Artist David DiMichele asks you to fully immerse yourself in his mind-shattering miniature scenes. For over ten years he's been creating these fantastic 3D installations in his studio, using everything from glass and ice to tree bark and coil. It was only until he made the conscious decision to start photographing these installations that he realized he could create a whole new, compelling body of work. Called Pseudo Documentation, they're an exciting example of what happens when installation art is combined with photography.
In order to create this series, DiMichele first sought out high quality miniature models and then placed them in for scale. He then used a 4×5 view camera and, without any formal training in photography, took pictures of his detailed installations, paying careful attention to lighting, focus and composition. Next, he scanned these photos into his computer and then used Photoshop for only light retouching and for refining his shots.

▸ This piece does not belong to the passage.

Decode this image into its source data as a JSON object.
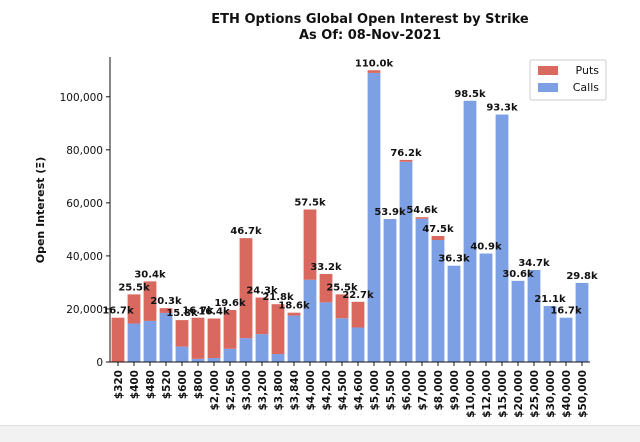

Here's what James Lee Tullis of Platinum Magazine said of DiMichele's Pseudo Documentation series: “The fantastical, dream-like effect of a figure isolated in a cavernous hall, surrounded or even overwhelmed by art, is also somehow an unsettling one. Partly this is due to the heightened reality of DiMichele's dioramas, where he is able to precisely manipulate light and perspective, but it is also something more.There is love here- love of art, love of drama, love of architecture- but a certain coldness too. Just as the art is so much bigger, elevated, the human figure is inversely smaller, more vulnerable and subservient to the human vision embodied in art.”